La vision patrimoniale de l'immobilier
Vision plus traditionnelle de l’immobilier en France : l’amour de la pierre et l’envie de transmettre aux futures générations des biens de qualité. Il n’est pas question ici d’arbitrages financiers ou de la quête du meilleur rendement possible. Il est plutôt question de créer un patrimoine immobilier résistant aux crises et ayant un potentiel fort de revalorisation sur le long terme
Ce n’est pas un hasard si le meilleur investissement immobilier de ces 20 dernières années est l’investissement Parisien avec une augmentation moyenne de 383% soit 20% par an depuis 2000. Et cela sans considérer le rendement locatif.

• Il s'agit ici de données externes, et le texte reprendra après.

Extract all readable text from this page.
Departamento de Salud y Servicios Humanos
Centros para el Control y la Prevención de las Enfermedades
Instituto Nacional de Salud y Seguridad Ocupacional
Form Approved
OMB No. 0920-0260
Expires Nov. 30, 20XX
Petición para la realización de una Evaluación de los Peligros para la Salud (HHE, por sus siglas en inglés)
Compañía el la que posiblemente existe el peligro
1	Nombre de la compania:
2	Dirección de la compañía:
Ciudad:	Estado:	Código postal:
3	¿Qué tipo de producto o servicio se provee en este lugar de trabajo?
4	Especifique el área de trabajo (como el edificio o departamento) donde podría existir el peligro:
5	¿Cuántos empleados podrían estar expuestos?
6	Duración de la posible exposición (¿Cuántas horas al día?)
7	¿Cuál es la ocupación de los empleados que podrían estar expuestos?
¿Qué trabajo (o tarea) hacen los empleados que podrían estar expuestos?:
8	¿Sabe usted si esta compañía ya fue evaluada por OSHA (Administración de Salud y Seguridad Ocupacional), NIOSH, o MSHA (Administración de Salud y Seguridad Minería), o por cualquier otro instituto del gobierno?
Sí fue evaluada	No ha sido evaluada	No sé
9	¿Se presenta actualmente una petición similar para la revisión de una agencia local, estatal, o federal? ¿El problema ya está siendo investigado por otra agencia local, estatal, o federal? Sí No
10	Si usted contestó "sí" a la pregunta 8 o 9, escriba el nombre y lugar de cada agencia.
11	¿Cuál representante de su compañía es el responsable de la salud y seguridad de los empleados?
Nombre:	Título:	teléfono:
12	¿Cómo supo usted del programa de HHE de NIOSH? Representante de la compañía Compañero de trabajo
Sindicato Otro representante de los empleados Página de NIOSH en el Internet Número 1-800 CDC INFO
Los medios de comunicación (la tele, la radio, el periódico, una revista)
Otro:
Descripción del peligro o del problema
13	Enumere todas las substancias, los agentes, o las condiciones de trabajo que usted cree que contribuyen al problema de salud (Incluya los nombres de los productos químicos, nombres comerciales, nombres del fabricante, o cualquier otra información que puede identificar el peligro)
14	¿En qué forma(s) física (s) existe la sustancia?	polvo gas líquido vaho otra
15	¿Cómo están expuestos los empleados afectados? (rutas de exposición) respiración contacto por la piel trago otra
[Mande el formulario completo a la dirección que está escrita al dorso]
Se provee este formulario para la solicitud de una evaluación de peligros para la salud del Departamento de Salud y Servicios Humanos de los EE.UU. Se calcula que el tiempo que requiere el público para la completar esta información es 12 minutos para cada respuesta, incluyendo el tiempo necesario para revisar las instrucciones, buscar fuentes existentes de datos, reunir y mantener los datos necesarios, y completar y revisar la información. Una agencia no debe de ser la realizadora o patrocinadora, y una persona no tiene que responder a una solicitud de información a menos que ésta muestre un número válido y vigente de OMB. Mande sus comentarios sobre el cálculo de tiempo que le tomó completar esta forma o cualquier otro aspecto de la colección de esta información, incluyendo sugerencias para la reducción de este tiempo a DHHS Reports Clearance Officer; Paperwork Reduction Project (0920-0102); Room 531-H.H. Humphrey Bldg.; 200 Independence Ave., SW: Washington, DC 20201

A titre de comparaison, des villes moyennes comme Orléans ou Brest ont enregistré une appréciation de l’immobilier bien plus contenue de 90% environ sur les 20 dernières années. Avec à la clef un rendement locatif naturellement plus élevé et stable.
Au jeu de la plus forte augmentation des prix de l’immobilier en province, Bordeaux et Lyon tirent leur épingle du jeu avec une appréciation supérieur à 200% sur les 20 dernières années.
Si l’on considère que l’immobilier parisien ne pourra reproduire pareille performance sur les prochaines décennies, peut-être faut-il se demander quelle sera la prochaine destination phare des parisiens en recherche d’une meilleure qualité de vie. Car c’est certainement là que se cache un fort potentiel de valorisation future !
Comme vous le voyez, la recherche d’un rendement optimisé n’est pas des plus compatibles avec une vision de long terme et une recherche de plus-value puisque l’augmentation de la valeur d’un bien conduit mécaniquement à l’écrasement du rendement locatif malgré l’augmentation des loyers.
Deux visions pour deux objectifs, question d'âge ?
Contrairement à la mode actuelle des solutions miracles, il n’existe pas de mauvaise ou de bonne stratégie d’investissement en tant que telle. Ce sont vos objectifs qui doivent dicter votre choix de stratégie immobilière. Et souvent ces objectifs évoluent avec l’âge.
Si vous êtes jeunes et que vous souhaitez vous créer du patrimoine ou encore que vous recherchez des revenus complémentaires, la vision financière est tout indiquée puisqu’elle suppose une optimisation du rendement et donc de vos revenus fonciers vis à vis de la valeur de votre actif immobilier.
Si au contraire votre vision va au delà de votre propre existence et que la transmission d’un patrimoine à vos enfants est une priorité, alors une stratégie patrimoniale garantira à vos enfants de recevoir un patrimoine immobilier de qualité et au potentiel de revalorisation élevé.
Naturellement, ces deux visions peuvent être conciliées soit en sectorisant vos investissements selon l’objectif soit en diluant chacun de ces objectifs lors de vos investissements.